The prototype of the H-bridge wasn't too perfect. It didn't use resistors at all, and I connected the gates together. Needless to say, I burned all 4 mosfets. What a shame. Here is the prototype, may it rest in peace:
The new design is somewhat better, using current-limiting and pull-up/down resistors. The P-channel mosfets will be used digitall, while the N-channel mosfets will take care of the PWM control. Here's the schem:
I look forward to se how that'll work.
School started recently (yay :/ ) so I have less time to development. I hope I can try this out next weekend though.
08/20/2014 at 19:38 •
Finally managed to power the AVRs through the TWPC bus. It won't drive a motor yet, but it's enough for the MCU and some LEDs.

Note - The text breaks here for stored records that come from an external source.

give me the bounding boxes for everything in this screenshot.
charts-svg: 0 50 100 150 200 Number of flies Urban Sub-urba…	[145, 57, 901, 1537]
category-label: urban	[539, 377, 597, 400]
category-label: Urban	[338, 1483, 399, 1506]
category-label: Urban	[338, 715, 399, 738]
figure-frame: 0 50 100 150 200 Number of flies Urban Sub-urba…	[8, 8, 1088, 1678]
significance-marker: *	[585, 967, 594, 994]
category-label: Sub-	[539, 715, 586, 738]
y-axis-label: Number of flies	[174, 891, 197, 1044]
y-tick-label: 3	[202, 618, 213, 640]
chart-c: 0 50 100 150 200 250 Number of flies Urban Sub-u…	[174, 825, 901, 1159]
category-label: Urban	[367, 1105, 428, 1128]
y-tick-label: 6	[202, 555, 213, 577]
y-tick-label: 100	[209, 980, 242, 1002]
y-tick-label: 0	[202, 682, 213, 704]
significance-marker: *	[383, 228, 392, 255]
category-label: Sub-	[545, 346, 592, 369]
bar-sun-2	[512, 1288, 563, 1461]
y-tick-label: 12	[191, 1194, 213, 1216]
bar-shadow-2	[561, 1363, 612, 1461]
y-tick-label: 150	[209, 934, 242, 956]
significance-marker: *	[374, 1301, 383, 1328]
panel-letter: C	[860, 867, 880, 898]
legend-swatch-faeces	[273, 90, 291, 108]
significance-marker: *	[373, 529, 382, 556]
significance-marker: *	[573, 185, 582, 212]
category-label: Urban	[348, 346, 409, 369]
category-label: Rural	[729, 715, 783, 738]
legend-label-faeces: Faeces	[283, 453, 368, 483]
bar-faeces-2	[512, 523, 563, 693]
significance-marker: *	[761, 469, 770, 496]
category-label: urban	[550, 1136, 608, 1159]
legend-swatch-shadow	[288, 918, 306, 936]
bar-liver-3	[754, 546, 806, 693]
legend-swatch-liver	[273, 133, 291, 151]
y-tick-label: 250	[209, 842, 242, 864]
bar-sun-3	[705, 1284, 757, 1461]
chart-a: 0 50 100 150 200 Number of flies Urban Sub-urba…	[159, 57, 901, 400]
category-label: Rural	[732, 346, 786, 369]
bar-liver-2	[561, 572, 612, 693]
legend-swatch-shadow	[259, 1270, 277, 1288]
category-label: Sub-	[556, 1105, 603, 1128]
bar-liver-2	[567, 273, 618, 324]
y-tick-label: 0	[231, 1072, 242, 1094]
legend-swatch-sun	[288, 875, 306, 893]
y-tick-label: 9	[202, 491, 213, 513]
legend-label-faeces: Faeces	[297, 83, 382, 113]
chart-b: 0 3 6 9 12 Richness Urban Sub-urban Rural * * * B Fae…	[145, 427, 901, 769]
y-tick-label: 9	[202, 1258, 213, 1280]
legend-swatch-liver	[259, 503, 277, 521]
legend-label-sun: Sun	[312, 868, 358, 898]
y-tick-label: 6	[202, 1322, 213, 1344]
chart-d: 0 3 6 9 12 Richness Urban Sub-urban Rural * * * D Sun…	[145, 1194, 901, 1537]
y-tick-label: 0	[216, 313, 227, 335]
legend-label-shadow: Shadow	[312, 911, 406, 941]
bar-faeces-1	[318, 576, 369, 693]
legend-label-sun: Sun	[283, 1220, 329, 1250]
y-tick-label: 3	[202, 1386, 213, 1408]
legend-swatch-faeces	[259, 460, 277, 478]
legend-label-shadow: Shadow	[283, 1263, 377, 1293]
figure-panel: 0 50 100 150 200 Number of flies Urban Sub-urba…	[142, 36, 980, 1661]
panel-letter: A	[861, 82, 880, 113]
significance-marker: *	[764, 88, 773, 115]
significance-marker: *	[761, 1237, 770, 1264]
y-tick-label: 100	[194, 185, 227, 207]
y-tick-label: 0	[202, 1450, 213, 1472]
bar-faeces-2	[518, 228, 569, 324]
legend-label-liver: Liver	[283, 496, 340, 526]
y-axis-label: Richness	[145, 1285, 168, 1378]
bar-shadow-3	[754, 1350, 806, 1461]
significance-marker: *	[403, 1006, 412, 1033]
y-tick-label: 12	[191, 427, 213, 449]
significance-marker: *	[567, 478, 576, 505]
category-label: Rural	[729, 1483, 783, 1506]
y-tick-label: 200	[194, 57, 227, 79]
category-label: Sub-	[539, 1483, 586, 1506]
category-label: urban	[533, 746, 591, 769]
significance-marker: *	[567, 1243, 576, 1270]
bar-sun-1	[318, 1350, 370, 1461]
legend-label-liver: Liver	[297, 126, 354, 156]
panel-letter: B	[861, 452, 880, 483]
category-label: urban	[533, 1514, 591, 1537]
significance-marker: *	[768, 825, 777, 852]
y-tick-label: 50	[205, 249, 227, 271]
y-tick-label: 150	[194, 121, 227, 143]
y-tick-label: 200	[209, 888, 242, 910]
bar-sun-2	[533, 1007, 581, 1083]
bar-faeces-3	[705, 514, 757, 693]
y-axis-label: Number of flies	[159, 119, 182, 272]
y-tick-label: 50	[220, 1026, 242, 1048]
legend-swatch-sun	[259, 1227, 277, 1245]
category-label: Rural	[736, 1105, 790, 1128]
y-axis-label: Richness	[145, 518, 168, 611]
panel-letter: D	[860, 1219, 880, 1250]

I added a 47uF capacitor to the AVR's Vcc and GND legs. The energy comes from the data pin through an internal diode and stores in the cap for stable and continous power.
08/20/2014 at 15:35 •
Now that the circuit is complete, let's see the controls. The model railway is connected, meaning you can control it from anywhere from any device with a browser. All you need is a RaspberryPi and internet access. The Raspberry runs Apache2 with the control panel, and it communicates with the master station through UART. Then the masters sends out the commands for the slave devices through TWPC. You can control every device with one click.Looks like the electronics is almost done, here are some picures of the results so far:
08/05/2014 at 17:48 •
The next step is the communication. Not the main protocol, that will come later. This is for determining position. There will be metal plates between the rails and a contact on the bottom of the engines. When these touch, the engine's AVR will sense the pulse and send back its ID. That's all. For now, I prototyped this with an Arduino UNO and MEGA.
The communication flow through the yellow wire. There are 10K pull-down resistors to prevent catching noise in contactless state. I even draw a schematic.